Ain't It Cool News (www.aintitcool.com)
Movie News

Joseph Gordon-Levitt's DON JON gets Anton Sirius all horny at TIFF!

 

Don Jon (2013, directed by Joseph Gordon-Levitt)

For my money, Joseph Gordon-Levitt is the best young actor in the business today. Even since he blew up like a young Brando in Araki's Mysterious Skin he's been someone whose work I make a point of seeing, and his rise towards the A-list has been relatively smooth so far. He's still at that point in his career where he's willing to take not just theoretical chances but actual risks, and when you combine extraordinary talent with a willingness to challenge yourself, great things can happen. So when I read the writeup for Don Jon it immediately became one of my more anticipated films of this fest. Gordon-Levitt's directorial debut, it seemed to be a Jersey Shore boy-meets-girl comedy in which the main obstacle isn't another guy or girl but a porn addiction. Scarlet Johansson was the flesh and blood object of his desire, Tony Danza was his dad... given the comedic skills of everyone involved, surely wacky hijinx would ensue. Right?

Well, yes and no. Much like the JGL starring vehicle 50/50, Don Jon has plenty of laughs, but also some thematic meat on its bones.

Jon (Gordon-Levitt) is a Jersey bartender whose life is in a pretty sweet groove. He has a great car and a great apartment, and his streak of smashing a different hottie every time he goes to the club with his boys remains unbroken. Despite the steady parade of pussy he also spanks it to internet porn on an incredibly regular basis, because real girls won't do the thing porn girls do. As he says his weekly allotment of hail marys while pumping iron, it doesn't seem like things could get any better.

Then he sees Barbara (Johansson), a true dime instead of the usual sevens and eights he's been scoring. Barbara doesn't put out the night they meet, and even though Jon ends up moving on to the next target he can't get Barbara out of his head. He tracks her down on Facebook, talks her into a date, and actually begins a real relationship with her. Barbara has her standards though, and her own ideas of what real men should and shouldn't do, and the perfect Jersey couple may not get the fairy-tale ending she envisions.

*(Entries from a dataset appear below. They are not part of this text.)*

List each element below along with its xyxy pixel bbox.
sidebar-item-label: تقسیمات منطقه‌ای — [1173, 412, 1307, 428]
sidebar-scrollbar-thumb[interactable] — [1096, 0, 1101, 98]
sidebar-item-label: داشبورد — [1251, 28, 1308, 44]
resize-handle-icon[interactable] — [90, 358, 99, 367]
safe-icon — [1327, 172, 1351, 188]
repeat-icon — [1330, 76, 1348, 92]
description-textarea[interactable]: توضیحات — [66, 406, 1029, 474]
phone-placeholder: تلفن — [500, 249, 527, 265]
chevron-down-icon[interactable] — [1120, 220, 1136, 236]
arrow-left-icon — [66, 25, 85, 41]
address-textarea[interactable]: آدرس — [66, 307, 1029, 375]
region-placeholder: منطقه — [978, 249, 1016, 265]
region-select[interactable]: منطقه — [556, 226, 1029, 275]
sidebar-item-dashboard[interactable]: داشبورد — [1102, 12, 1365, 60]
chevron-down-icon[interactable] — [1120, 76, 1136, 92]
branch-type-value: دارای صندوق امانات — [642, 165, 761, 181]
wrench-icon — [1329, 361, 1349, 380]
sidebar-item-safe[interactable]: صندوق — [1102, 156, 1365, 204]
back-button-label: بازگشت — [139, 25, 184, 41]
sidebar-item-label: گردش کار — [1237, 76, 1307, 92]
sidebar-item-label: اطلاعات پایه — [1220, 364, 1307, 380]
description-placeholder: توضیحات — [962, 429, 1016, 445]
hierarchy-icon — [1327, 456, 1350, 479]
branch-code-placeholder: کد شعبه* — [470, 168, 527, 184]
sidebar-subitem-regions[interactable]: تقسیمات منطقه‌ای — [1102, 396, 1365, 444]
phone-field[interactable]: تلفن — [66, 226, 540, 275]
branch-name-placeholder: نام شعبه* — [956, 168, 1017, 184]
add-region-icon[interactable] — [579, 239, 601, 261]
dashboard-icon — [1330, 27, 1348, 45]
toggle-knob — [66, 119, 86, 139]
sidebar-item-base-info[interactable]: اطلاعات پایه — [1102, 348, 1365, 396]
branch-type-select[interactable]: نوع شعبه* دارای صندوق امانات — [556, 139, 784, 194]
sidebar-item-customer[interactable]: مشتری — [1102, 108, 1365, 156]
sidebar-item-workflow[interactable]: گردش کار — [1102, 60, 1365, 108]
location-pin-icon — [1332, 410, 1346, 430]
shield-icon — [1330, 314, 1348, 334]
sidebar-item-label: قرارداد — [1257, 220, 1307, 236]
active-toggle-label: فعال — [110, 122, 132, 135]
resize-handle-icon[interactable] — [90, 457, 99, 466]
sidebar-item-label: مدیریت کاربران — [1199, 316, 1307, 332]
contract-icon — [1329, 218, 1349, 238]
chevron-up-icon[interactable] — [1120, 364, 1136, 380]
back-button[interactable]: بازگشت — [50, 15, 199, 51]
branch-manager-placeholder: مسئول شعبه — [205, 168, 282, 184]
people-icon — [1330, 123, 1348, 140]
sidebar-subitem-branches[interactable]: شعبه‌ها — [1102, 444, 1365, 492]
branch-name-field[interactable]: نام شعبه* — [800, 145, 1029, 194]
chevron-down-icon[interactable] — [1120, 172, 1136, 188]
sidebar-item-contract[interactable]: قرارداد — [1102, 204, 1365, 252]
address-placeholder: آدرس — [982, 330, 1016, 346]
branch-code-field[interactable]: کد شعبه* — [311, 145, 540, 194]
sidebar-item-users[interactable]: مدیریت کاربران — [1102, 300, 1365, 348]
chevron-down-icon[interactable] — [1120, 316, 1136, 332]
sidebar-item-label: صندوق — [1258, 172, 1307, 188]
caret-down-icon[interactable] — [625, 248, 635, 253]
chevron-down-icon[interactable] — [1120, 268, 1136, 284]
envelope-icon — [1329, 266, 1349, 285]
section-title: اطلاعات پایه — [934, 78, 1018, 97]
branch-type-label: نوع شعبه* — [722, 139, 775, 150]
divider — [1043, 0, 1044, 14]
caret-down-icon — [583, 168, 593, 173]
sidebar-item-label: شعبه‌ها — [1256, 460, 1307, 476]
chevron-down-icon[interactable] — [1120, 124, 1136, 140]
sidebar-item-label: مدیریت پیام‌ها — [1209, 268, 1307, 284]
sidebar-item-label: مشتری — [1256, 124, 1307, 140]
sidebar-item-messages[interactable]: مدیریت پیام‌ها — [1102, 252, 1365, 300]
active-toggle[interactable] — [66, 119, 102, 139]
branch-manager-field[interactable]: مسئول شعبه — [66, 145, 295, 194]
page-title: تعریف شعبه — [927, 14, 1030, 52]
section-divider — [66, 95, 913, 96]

The performances are all pretty damn amazing. JGL kills it, Danza kills it playing the foul-mouthed version of himself, Julianne Moore kills it as a liberated hippie night school classmate of Jon's, but that's all as expected. It's Johansson who really steps up. She is completely believable as the ultimate Jersey princess, nailing the accent and the attitude in all its broad comedic glory while also driving home Barbara's sense of entitlement in little looks and body language. It's the best work she's ever done, and in tandem with Gordon-Levitt's own typically excellent performance they keep Don Jon flying forward.

Good as the acting is though, it wouldn't mean nearly as much if it was in service to a by-the-numbers sex comedy. Don't get me wrong, there's a lot of sex in the movie, and a lot of laughs (Barbara's bedroom, to pick one of many examples, is basically one big sight gag with an awesome punchline), but the script very skillfully and subtly makes its points about the impact of modern media on people's ability to interact and connect with each other. And Gordon-Levitt's direction is remarkable for a debut. He wears his influences on his sleeve a bit (he nods to Aranofsky in the staccato montages of Jon's routines, for instance) but he knows how to tell a story while still allowing scenes to feel organic. One of my favorite moments in the film is a small one: Jon is driving down the road to church, singing along to Marky Mark's Good Vibrations, in a typical “from the passenger seat” shot. Another car is pulled up next to Jon at a red light and the woman in the other car starts laughing, because how could you possibly not laugh at a bro in a vintage Camaro singing Good Vibrations at the top of his lungs? The whole thing doesn't even feel scripted, it comes across as though JGL caught random passersby in his lens reacting to a completely ludicrous scene.

There is an awful lot to like about Don Jon, and an awful lot to look forward to if this is the kind of skill and assurance Gordon-Levitt is going to bring to the director's chair. Like Jon's typical score, we're talking a solid seven or eight here.